Banks, bubbles, and Obama’s rapprochements with ‘small business’

Team Obama has clearly picked up on the ‘we-heart-small-businesses’ meme, which has already gotten some traction on the right. But Obama’s new proposal, while it could succeed in buying back lost votes, will likely hurt the very segment it is purported to help.

 

Here’s the plan as reported by Mark Trumbull in the Christian Science Monitor:

To give banks an incentive to make loans with the [taxpayer] money, the Treasury would ask for smaller dividends on the capital from the banks that make the most loans.
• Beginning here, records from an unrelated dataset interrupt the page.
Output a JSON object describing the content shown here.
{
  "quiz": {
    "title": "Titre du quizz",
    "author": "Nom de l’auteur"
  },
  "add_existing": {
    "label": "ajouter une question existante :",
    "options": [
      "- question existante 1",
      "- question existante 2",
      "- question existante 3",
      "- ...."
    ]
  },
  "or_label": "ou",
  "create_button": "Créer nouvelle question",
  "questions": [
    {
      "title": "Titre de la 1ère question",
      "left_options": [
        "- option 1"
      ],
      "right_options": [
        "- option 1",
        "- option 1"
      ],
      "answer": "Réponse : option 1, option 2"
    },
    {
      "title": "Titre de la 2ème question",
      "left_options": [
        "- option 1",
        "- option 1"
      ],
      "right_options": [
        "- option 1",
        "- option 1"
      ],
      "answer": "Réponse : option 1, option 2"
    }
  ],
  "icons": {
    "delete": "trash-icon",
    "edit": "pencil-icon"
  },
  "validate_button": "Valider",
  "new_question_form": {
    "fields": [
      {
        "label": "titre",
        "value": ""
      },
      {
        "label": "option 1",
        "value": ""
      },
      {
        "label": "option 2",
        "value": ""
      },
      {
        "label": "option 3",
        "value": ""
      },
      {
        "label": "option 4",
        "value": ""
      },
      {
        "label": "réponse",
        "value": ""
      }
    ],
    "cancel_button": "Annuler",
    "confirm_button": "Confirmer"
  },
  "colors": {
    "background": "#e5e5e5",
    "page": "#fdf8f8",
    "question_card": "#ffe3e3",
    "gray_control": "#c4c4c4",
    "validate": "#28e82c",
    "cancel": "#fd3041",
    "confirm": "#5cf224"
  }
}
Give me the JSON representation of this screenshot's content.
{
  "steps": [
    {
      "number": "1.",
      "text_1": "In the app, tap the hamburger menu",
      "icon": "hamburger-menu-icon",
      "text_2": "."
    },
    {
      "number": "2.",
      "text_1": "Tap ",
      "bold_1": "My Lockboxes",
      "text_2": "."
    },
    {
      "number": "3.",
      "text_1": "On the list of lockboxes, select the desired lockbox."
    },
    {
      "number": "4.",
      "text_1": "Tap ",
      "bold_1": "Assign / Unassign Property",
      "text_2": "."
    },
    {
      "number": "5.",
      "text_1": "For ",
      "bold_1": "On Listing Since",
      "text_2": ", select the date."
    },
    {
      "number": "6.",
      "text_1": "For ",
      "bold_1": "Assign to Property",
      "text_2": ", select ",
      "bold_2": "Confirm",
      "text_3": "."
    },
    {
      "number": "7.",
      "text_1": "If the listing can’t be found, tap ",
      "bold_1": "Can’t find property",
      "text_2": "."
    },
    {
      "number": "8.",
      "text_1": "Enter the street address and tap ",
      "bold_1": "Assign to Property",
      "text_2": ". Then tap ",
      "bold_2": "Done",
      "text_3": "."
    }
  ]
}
Dividends would start at a 5 percent annual rate but fall to as low as 1 percent if a participating bank were to expand its lending by 10 percent this year. (Emphasis added.)


There are a couple of potential problems here. First, what is the substantive difference between encouraging banks to loan to people who would default on mortgages and encouraging banks to loan to small businesses that may be less-than–entirely-solvent? The tighter credit restrictions, if not a part of regulatory policy established by this Administration, are an artifact of banks being more cautious with their lending (you know, to avoid future financial crises). Artificially cheapening credit, or distorting the credit market with such incentives, will likely lead to more of the same bubblenomics. While we may understand the Administration’s desire to throw around funny money to anyone else but companies perceived as being “Wall Street,” moral hazard is moral hazard, whether on Main Street or Wall Street.  

 

According to Trumbull, others parts of Obama’s plan include (my concerns are interspersed):

  • Proposing $33 billion to provide $5,000 tax credits for each new worker that businesses add to their payrolls this year.
    (Why not just lower the minimum wage to lower the cost of hiring employees? And how many businesses will hire employees they may not need?)

  • Expanding the loan guarantees provided by the Small Business Administration, as well as eliminating the SBA fees for those small-business loans.
    (Is this an attempt to capture, or be captured by, a special interest group — i.e. more corporatism? If it looks like a duck,…)

  • Cutting capital-gains taxes for investments in small businesses to zero.
    (Why not capital gains, period, and do it permanently? A job created is a job, whether it’s from a corporation or a small business. This looks like policy to complement Obama’s recent populist rhetoric.)

  • Propping up demand in the economy by investing in infrastructure projects and clean energy and by providing a new round of assistance to cash-strapped states.
    (Notice “propping up” and “investing.” Both are misleading terms. Propping up demand didn’t work in the first stimulus and it won’t work this time. Why? Because government largess is not “investing,” but rather a diversion of resources from real investment and capital to less productive uses. If green energy was such a good “investment,” for example, people would already be investing in it. I’ll pass over the malinvestment of state stimuli.)

 

This looks more to me like a shameless attempt to repeat the mistakes of 2009 in order to curry the favor of a different sector: small business owners and constituent groups hostile to Wall Street. Whether this is Obama’s atonement for Obama’s bailout sins, a calculated means of buying votes, or a genuine means of helping the ‘little guy’ — it’s not likely to resuscitate the economy.

Everyone has fetishized “job creation” when what we need to do is return to creating wealth. Without genuine wealth creation, job creation is meaningless. Simply creating jobs can be achieved by paying people to dig ditches with spoons and fill them up again. The Soviet Union had full employment (in theory) prior to its collapse. But such policies kill productivity and in the end destroy wealth. And so likely will Obama’s latest scheme. 

 

Finally, here’s the worst part of it all:

According to the Obama administration, the $30 billion in bank money would come from funds that larger banks have paid back to the TARP, the Troubled Asset Relief Program launched by the Treasury during the crisis in 2008. The new program would be separate from TARP, to avoid any “bailout” stigma for members of Congress voting on the plan or for banks deciding to participate.


So instead of paying back the taxpayers and reducing the record-setting deficit, Obama proposing to use repaid TARP dollars as a slush fund for purchasing the allegiance of small businesses. Oh my.